Jonathan Berenguer speaks to students in the Bronx. (Gregg Vigliotti/for New York Daily News)

Jonathan Berenguer speaks to students in the Bronx. (Gregg Vigliotti/for New York Daily News)

“When I was in eighth grade my math teacher saw potential in me that I didn’t see," Berenguer remembers. “He asked me to help him teach some of my fellow classmates and when I helped that first student and he said to me, ‘Hey Jonathan, I get this. Thanks man’ — that changed my life.”

That feeling of knowing he was able to make a difference in someone’s life “set me on the path to want to do something in education,” Berenguer said. "At that moment, I knew I wanted to be [an educator.]”
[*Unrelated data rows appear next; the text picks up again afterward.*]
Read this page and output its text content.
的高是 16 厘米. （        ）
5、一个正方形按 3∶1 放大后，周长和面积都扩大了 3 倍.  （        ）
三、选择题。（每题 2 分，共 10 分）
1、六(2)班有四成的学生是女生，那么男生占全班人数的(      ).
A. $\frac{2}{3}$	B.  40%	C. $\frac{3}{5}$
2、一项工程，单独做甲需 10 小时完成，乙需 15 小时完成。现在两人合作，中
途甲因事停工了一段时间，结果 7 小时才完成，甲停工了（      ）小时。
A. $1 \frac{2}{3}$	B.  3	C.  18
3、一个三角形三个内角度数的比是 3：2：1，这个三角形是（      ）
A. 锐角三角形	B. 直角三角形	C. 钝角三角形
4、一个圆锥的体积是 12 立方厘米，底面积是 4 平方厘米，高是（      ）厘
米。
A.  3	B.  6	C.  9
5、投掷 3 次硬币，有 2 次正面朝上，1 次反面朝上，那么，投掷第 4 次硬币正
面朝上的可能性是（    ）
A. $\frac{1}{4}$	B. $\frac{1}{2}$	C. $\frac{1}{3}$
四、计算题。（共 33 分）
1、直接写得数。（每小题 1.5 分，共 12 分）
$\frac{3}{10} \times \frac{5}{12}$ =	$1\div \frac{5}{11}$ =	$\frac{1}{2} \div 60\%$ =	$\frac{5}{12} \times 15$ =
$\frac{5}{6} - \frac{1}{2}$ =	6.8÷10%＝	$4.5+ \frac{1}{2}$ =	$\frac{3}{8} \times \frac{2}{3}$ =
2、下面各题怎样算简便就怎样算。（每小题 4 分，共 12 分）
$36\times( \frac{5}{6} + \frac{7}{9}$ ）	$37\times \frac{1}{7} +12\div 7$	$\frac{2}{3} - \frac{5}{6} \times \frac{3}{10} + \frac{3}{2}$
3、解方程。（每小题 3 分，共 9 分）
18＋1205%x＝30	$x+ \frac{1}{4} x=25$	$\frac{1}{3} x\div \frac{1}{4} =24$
As someone who had few resources growing up on the Grand Concourse and E. 196th St., Berenguer began finding ways in which he could be a resource to those around him in similar circumstances.

At 18, he earned a full scholarship to CUNY’s Lehman College in the Bronx, where he planned to graduate as a math teacher — and promptly founded his own tutoring company aimed at helping younger kids in his community.

Berenguer and students during a recent school trip to Washington.

Berenguer and students during a recent school trip to Washington.

While pursuing a master’s degree, he worked as a math SAT tutor and counselor to Bronx high schoolers for TRIO, a federal program that provides assistance to low-income students hoping to go to college. Working out of Lehman College, he’s now a TRIO project director and has mentored hundreds of youngsters at several Bronx schools, including Pelham Preparatory Academy in the Bronx.

Leslie Vasquez, a recent Pelham Prep graduate [and valedictorian] who nominated Berenguer as a Hometown Hero, told The News that she was inspired by his passion for wanting to help kids better themselves.

“Jonathan recognizes that education services are not the way they should be for students in the Bronx and he wants to provide these services to us," said Vasquez, who graduated as the school’s valedictorian. “He gave me the advice I needed when I had no one to give it to me ... and he was able to help friends of mine that were headed onto really bad paths and now they’re going to college.”

Berenguer said he attributes his early life experiences to the way he communes with students.

“I know what it is to feel abandoned, and so I strive to make all students feel welcomed and accepted," he told The News. "I know what it is to grow up with not many resources, so I teach students how to become successful so that they can live comfortably. I know what it is to be hurting and trying so hard to hide it, so I try to make students feel special and cared for when I talk to them and provide them with opportunities and programs.”

Jonathan Berenguer speaks at Lehman College in the Bronx on Saturday. (Gregg Vigliotti/for New York Daily News)

Jonathan Berenguer speaks at Lehman College in the Bronx on Saturday. (Gregg Vigliotti/for New York Daily News)

While Berenguer’s dedication to his Bronx students makes him a deserving Hometown Heroes nominee, he says they’re the ones who are real heroes by providing him with inspiration and motivation.

“When I see Bronx kids I can see the poverty and I can see the struggle,” Berenguer said. "But at the same time you see the potential, the creativity, the eagerness to succeed (and) to be somebody — and that right there is the most beautiful thing for me.”